- Donald Trump disse que seria “inaceitável” Groenlândia não estar nas mãos dos EUA, mantendo a defesa de tomá-la.
- Ele alegou que os EUA precisam do território para a segurança nacional e citou a OTAN como caminho para a posse, associando isso à defesa antimísileos “Golden Dome”.
- As negociações envolvem Dinamarca, Groenlândia e EUA, com o vice‑presidente dos EUA e o secretário de Estado em Washington para discutir o território.
- Groenlândia e Dinamarca reiteraram que a ilha não está à venda; o governo dinamarquês e o Groenlândia buscam uma saída diplomática diante da pressão norte‑americana.
- A maioria nos EUA não apoia a tomada por força, segundo pesquisa, e líderes europeus reiteraram apoio à integridade territorial de Dinamarca.
Donald Trump afirmou que seria “inaceitável” Greenland não estar sob domínio dos Estados Unidos, reforçando o interesse na ilha autônoma do território dinamarquês. A declaração foi feita horas antes de conversas entre Dinamarca, Groenlândia e os EUA sobre o futuro da ilha.
O presidente dos EUA argumentou que a Groenlândia é essencial para a defesa nacional e que a OTAN deveria liderar o processo para que o território passe a estar sob controle americano. Ele mencionou a construção de um sistema de defesa antimísseis.
As declarações Ocorreram no contexto de reunião prevista entre os ministros das Relações Exteriores da Dinamarca e da Groenlândia com o vice-presidente dos EUA e o secretário de Estado no Salão Oval.
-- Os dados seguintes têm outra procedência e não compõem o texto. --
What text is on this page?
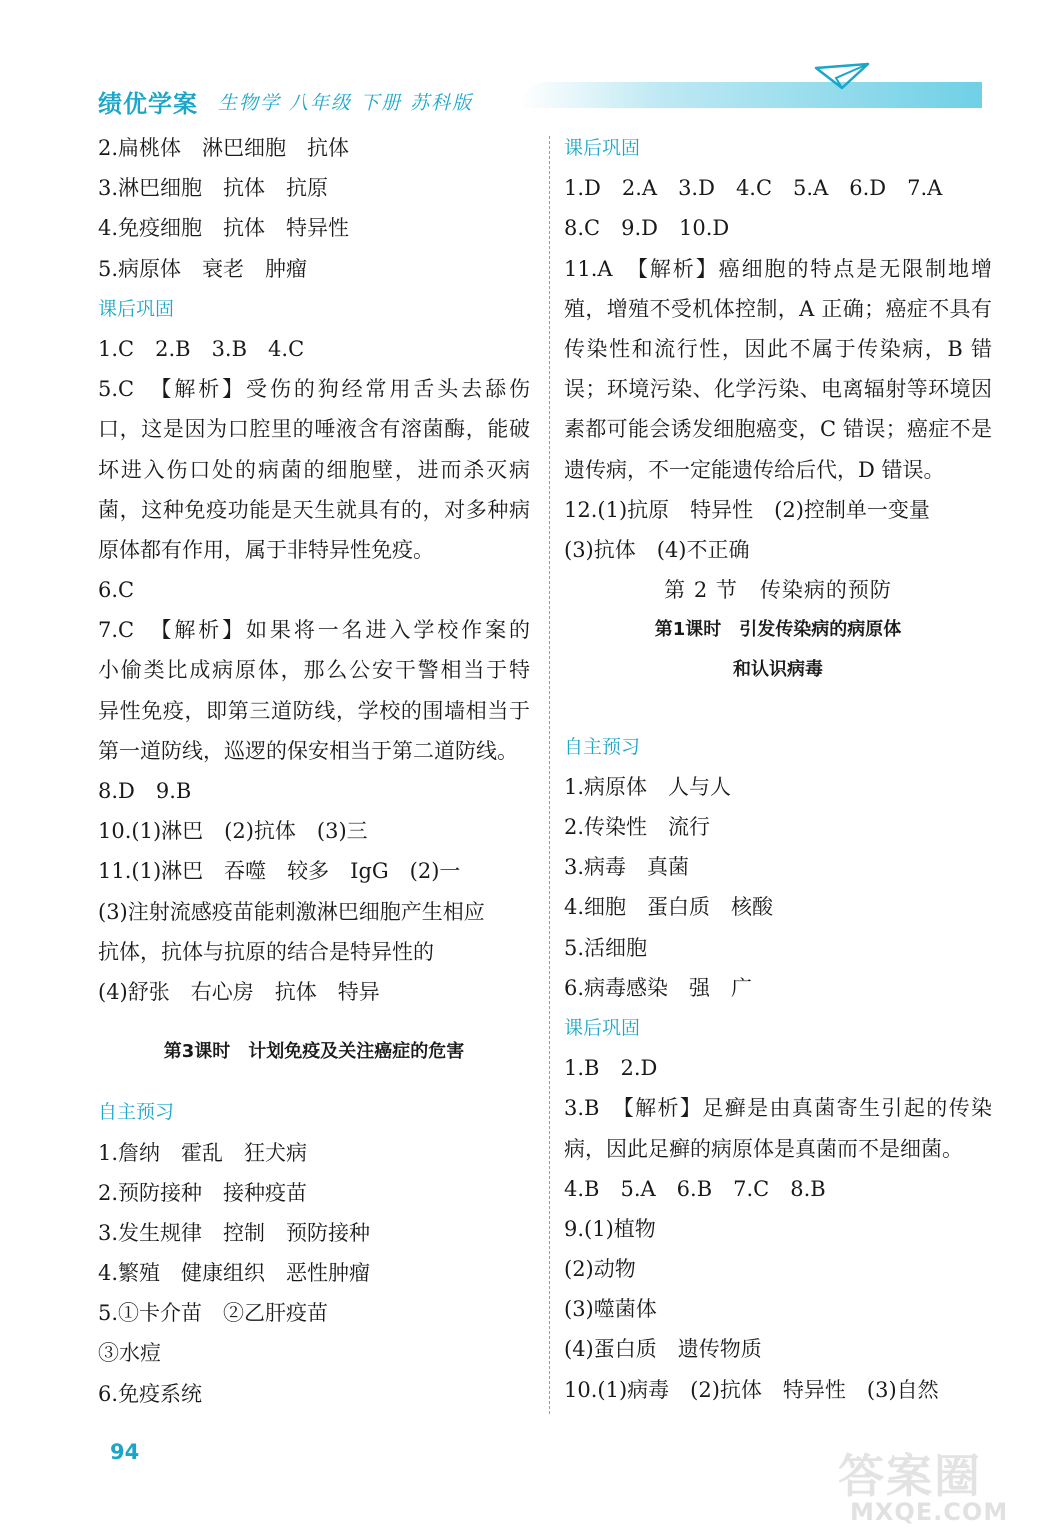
绩优学案 生物学 八年级 下册 苏科版
2.扁桃体　淋巴细胞　抗体
3.淋巴细胞　抗体　抗原
4.免疫细胞　抗体　特异性
5.病原体　衰老　肿瘤
课后巩固
1.C　2.B　3.B　4.C
5.C　【解析】受伤的狗经常用舌头去舔伤
口，这是因为口腔里的唾液含有溶菌酶，能破
坏进入伤口处的病菌的细胞壁，进而杀灭病
菌，这种免疫功能是天生就具有的，对多种病
原体都有作用，属于非特异性免疫。
6.C
7.C　【解析】如果将一名进入学校作案的
小偷类比成病原体，那么公安干警相当于特
异性免疫，即第三道防线，学校的围墙相当于
第一道防线，巡逻的保安相当于第二道防线。
8.D　9.B
10.(1)淋巴　(2)抗体　(3)三
11.(1)淋巴　吞噬　较多　IgG　(2)一
(3)注射流感疫苗能刺激淋巴细胞产生相应
抗体，抗体与抗原的结合是特异性的
(4)舒张　右心房　抗体　特异
第3课时　计划免疫及关注癌症的危害
自主预习
1.詹纳　霍乱　狂犬病
2.预防接种　接种疫苗
3.发生规律　控制　预防接种
4.繁殖　健康组织　恶性肿瘤
5.①卡介苗　②乙肝疫苗
③水痘
6.免疫系统
课后巩固
1.D　2.A　3.D　4.C　5.A　6.D　7.A
8.C　9.D　10.D
11.A　【解析】癌细胞的特点是无限制地增
殖，增殖不受机体控制，A 正确；癌症不具有
传染性和流行性，因此不属于传染病，B 错
误；环境污染、化学污染、电离辐射等环境因
素都可能会诱发细胞癌变，C 错误；癌症不是
遗传病，不一定能遗传给后代，D 错误。
12.(1)抗原　特异性　(2)控制单一变量
(3)抗体　(4)不正确
第 2 节　传染病的预防
第1课时　引发传染病的病原体
和认识病毒
自主预习
1.病原体　人与人
2.传染性　流行
3.病毒　真菌
4.细胞　蛋白质　核酸
5.活细胞
6.病毒感染　强　广
课后巩固
1.B　2.D
3.B　【解析】足癣是由真菌寄生引起的传染
病，因此足癣的病原体是真菌而不是细菌。
4.B　5.A　6.B　7.C　8.B
9.(1)植物
(2)动物
(3)噬菌体
(4)蛋白质　遗传物质
10.(1)病毒　(2)抗体　特异性　(3)自然
94	答案圈
MXQE.COM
O objetivo é acalmar tensões recentes.
Os dirigentes dinamarqueses e groenlandeses já disseram que a ilha não está à venda e que há proteção histórica que permite ampliar a presença militar dos EUA, conforme acordos bilaterais de 1951. O tema gera discordâncias entre aliados.
Greve diplomática internacional: várias lideranças da UE defenderam a integridade territorial da Groenlândia. O presidente da Comissão Europeia destacou respeito à autodeterminação dos groenlandeses e pediu cooperação com a Dinamarca.
A Groenlândia e a Dinamarca destacaram a importância de manter o diálogo para evitar escalada. O primeiro-ministro groenlandês afirmou que o território opta por uma relação com Dinamarca, a OTAN e a UE, em busca de cooperação pacífica.
Analistas ouvidos disseram que o desfecho depende de concessões que atendam a interesses dos EUA sem romper alianças. Especialistas enfatizam que a reunião busca reduzir retórica e encontrar um caminho diplomático.
Pesquisa de opinião recente mostrou resistência pública nos EUA à ideia de usar força para tomar a Groenlândia. O índice indicou apoio moderado à cooperação, com reservas em relação a ações militares.